Justchilling07 · 11/08/2025 15:18

What that someone is whingeing, it’s pretty bad to do it on a public forum as well, they’ve been inconvenienced over their family members death.
Yes, l think that would be upsetting for the family to hear this🙄

I'd agree that it would be bad to name the person when posting about it or something. I don't see the big deal about doing it in general.

BondAway25 · 11/08/2025 15:21

WhatNoRaisins · 11/08/2025 15:05

I've never lost anyone in a tragic accident myself but I wonder does it really help the loved ones to know that total strangers who they don't know and will never interact with are feeling more sad than inconvenienced?

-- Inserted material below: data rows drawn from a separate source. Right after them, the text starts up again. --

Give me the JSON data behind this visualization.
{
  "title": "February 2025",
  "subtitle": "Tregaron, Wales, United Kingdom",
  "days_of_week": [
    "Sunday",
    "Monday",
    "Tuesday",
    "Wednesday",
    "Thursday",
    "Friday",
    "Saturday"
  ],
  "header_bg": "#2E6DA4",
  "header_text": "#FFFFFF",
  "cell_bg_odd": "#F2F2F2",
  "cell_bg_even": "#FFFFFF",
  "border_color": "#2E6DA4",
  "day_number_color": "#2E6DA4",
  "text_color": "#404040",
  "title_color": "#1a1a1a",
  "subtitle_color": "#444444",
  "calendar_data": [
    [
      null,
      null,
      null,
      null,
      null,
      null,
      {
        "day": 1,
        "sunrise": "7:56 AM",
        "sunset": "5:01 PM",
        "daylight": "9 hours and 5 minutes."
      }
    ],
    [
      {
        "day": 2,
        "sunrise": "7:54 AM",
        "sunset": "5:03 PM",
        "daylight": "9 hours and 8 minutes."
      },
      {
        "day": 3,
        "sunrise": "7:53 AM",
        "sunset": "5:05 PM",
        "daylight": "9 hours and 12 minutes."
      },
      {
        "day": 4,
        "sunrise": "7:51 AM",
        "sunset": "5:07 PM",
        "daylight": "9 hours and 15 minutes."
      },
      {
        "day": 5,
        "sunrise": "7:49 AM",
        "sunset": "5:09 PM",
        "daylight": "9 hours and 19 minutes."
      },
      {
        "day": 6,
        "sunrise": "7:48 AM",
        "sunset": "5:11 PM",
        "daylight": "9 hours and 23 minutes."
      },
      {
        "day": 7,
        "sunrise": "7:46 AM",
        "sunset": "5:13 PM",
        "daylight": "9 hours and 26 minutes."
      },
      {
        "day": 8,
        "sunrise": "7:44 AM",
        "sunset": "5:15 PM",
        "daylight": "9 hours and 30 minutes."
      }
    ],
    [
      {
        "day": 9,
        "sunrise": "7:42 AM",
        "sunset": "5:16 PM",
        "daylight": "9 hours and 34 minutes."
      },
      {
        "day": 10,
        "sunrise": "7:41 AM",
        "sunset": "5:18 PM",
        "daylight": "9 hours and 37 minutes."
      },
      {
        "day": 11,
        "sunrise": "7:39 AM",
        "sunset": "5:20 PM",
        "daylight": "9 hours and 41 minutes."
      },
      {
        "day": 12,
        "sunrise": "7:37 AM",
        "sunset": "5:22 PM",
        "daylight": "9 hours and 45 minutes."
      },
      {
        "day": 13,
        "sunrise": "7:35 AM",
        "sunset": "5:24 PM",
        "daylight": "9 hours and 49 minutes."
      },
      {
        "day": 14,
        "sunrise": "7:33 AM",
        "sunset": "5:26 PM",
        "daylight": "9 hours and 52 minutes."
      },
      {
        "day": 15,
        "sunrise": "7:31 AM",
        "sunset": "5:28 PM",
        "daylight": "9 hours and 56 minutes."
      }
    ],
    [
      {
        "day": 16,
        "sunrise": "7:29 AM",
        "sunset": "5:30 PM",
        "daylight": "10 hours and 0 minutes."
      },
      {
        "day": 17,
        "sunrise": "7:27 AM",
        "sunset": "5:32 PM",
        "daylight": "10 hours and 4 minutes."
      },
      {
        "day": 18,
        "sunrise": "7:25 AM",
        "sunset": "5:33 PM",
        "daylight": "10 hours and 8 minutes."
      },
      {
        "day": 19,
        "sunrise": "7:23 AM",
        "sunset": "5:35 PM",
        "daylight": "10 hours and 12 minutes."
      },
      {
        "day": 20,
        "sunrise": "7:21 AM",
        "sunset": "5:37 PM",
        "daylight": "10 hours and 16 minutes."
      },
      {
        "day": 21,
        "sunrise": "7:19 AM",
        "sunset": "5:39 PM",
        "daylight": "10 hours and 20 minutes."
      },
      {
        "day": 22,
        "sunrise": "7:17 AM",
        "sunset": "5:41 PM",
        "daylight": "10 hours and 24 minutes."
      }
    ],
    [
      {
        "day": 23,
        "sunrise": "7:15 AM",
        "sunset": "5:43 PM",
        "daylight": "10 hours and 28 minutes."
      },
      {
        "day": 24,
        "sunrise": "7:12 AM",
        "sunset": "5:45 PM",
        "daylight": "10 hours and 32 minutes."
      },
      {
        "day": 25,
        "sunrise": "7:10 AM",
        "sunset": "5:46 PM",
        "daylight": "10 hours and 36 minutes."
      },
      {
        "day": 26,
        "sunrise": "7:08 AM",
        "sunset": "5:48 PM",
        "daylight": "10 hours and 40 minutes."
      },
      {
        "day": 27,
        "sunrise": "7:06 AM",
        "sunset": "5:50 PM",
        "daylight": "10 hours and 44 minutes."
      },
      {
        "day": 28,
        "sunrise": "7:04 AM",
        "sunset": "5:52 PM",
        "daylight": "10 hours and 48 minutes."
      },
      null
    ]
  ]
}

I don't see how it would make any difference.

Yes, it did/does/would have...

to know the death of your loved one / how that impacted you was given more thought/sone thought is/was thought about by others did/does bring some comfort.

im surprised you can't imagine that.

BondAway25 · 11/08/2025 15:21

WhatNoRaisins · 11/08/2025 15:05

I've never lost anyone in a tragic accident myself but I wonder does it really help the loved ones to know that total strangers who they don't know and will never interact with are feeling more sad than inconvenienced? I don't see how it would make any difference.

Yes, it did/does/would have...

to know the death of your loved one / how that impacted you was given more thought/sone thought is/was thought about by others did/does bring some comfort.

im surprised you can't imagine that.

WhatNoRaisins · 11/08/2025 15:27

I just don't feel that way. I know that the assigned hospital staff would have been aware of the passing of a beloved relative of mine but whether they grieved as much as I did or barely gave it a passing thought makes no difference. I don't know them, I'll never meet them, it's completely irrelevant to me.

PassOnThat · 11/08/2025 15:28

BondAway25 · 11/08/2025 15:15

You could have just thought it, why did you need to post it?

Because that's the subject-matter of the OP's post? If you don't like the topic, scroll on.